Phoenix, Arizona (NAPSI) - If Ali Christensen Wilde had been born in the 1950s, it would have been unimaginable that she could dream of going to college and marry her high school sweetheart. But the 23-year old with cystic fibrosis has just done that and so much more.

The newlywed is now living in Provo, Utah with her husband Chase, and is pursuing her undergraduate degree while singing and speaking out about living with cystic fibrosis as an adult.

CF is a life-shortening genetic disease that affects about 30,000 children and adults in theUnited States. In the 1950s, most children with CF did not live long enough to attend elementary school. By 2011, the median life expectancy for people with CF was in the upper mid 30s. The disease primarily impacts the lungs and digestive system, making it hard to breathe and to digest food. More specifically, CF impacts the way salt and water move in and out of the body’s cells, causing the body to produce unusually thick, sticky mucus that clogs the lungs and leads to life-threatening lung infections.

One of the things Ali loves is to sing with her younger sister, 16-year old Christina, who also has CF. While their first performance was a sad occasion—the funeral of their older sister April who had also battled CF for years—it unleashed a passion that would lead them to sing as finalists on NBC’s America’s Got Talent in 2010.

Last year, the sisters released a song, “Something About Me,” to share their message that challenges, like CF, do not define them or hold them back from pursuing their goals. The song and behind-the-scenes video are available for free on, a website and online community for people of all ages living with CF, supported by Novartis Pharmaceuticals Corporation.

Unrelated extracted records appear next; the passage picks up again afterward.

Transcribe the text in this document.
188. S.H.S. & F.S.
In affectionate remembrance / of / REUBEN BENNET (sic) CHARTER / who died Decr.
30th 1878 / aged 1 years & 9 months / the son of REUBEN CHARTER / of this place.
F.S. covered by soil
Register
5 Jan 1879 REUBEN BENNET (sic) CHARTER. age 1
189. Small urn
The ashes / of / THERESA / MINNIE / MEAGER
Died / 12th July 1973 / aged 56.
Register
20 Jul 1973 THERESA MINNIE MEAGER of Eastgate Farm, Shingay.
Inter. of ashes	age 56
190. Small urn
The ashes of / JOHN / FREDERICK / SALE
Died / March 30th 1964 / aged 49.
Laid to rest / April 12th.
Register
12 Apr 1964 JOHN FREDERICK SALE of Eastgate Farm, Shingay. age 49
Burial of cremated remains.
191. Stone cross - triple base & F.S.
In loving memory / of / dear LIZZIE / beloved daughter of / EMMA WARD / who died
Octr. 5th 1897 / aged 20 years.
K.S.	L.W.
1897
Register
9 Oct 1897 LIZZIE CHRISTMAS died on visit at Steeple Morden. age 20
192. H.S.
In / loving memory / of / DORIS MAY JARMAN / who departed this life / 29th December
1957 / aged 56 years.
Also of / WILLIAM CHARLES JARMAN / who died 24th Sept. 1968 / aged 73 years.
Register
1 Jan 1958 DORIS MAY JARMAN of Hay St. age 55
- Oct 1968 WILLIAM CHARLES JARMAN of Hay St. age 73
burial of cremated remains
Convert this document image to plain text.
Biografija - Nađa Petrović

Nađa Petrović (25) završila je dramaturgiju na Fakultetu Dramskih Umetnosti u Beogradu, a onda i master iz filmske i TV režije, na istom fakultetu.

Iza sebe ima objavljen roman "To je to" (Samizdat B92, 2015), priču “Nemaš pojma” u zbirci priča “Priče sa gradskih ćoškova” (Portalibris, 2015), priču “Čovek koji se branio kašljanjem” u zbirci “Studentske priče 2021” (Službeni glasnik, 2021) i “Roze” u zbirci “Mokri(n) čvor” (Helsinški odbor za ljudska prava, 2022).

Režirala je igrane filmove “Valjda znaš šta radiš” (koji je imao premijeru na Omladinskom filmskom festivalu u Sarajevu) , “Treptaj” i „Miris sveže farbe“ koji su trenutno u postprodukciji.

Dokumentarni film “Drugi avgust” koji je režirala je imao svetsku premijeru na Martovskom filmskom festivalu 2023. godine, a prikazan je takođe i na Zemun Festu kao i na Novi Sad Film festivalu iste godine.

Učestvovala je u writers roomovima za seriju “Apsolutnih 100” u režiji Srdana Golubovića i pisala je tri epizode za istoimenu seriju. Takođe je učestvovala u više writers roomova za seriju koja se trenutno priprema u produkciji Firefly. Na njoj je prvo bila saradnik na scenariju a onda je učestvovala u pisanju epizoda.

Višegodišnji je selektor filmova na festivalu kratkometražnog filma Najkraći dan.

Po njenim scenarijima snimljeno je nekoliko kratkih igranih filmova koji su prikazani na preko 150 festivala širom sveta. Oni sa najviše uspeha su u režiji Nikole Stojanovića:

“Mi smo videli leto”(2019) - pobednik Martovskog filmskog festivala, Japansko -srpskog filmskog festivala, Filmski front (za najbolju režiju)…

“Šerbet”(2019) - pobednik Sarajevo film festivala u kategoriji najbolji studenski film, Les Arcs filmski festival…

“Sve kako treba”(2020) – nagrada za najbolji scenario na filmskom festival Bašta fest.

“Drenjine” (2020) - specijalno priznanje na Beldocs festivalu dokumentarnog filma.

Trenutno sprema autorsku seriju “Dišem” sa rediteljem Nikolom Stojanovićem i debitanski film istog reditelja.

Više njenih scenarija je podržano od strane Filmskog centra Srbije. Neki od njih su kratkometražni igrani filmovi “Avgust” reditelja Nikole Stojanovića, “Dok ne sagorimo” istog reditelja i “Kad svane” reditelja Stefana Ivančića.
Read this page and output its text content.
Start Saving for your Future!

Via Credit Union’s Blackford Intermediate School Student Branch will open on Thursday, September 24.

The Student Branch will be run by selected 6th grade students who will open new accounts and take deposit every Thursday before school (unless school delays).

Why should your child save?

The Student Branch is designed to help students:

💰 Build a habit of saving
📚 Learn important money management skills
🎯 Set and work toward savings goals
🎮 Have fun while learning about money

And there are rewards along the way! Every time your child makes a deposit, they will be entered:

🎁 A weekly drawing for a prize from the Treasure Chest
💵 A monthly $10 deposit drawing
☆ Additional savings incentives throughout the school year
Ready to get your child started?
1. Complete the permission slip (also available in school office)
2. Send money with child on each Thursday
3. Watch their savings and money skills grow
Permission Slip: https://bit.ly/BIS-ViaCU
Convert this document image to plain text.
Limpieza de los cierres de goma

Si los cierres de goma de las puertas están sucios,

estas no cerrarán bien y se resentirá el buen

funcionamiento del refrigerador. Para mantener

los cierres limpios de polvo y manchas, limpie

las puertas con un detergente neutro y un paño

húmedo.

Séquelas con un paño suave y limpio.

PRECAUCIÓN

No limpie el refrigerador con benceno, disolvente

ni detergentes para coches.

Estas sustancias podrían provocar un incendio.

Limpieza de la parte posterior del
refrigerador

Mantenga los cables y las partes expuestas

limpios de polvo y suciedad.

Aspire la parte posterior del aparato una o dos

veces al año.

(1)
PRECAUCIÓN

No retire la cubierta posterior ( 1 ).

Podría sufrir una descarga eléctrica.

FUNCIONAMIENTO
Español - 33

CF therapy may require up to 20 medications to be used every day with an average daily treatment burden of approximately 2 hours. Today, there are more treatment options than ever to manage the incurable disease. In the last year alone, several medications to manage cystic fibrosis have been approved by the Food and Drug Administration.

Ali is grateful for the support she’s had and the encouragement she’s received. “Our mom and dad are great supporters,” she notes. “They want us to be healthy, they want us to succeed, but my favorite part is they didn’t raise us like they had sick children. They believed in us and wanted us to do anything that we wanted to do.”

For Chase, the transition from boyfriend to husband has also included learning more about CF and the treatments needed to keep Ali healthy. As the life expectancy continues to increase, more young adults with CF are navigating independent living, relationships and career. Ali continues to inspire as she enters this new phase of her life. “There is someone out there for everyone. As long as we’re doing our best to take care of ourselves, we will find someone who wants to learn with us and who wants to love us for who we are.”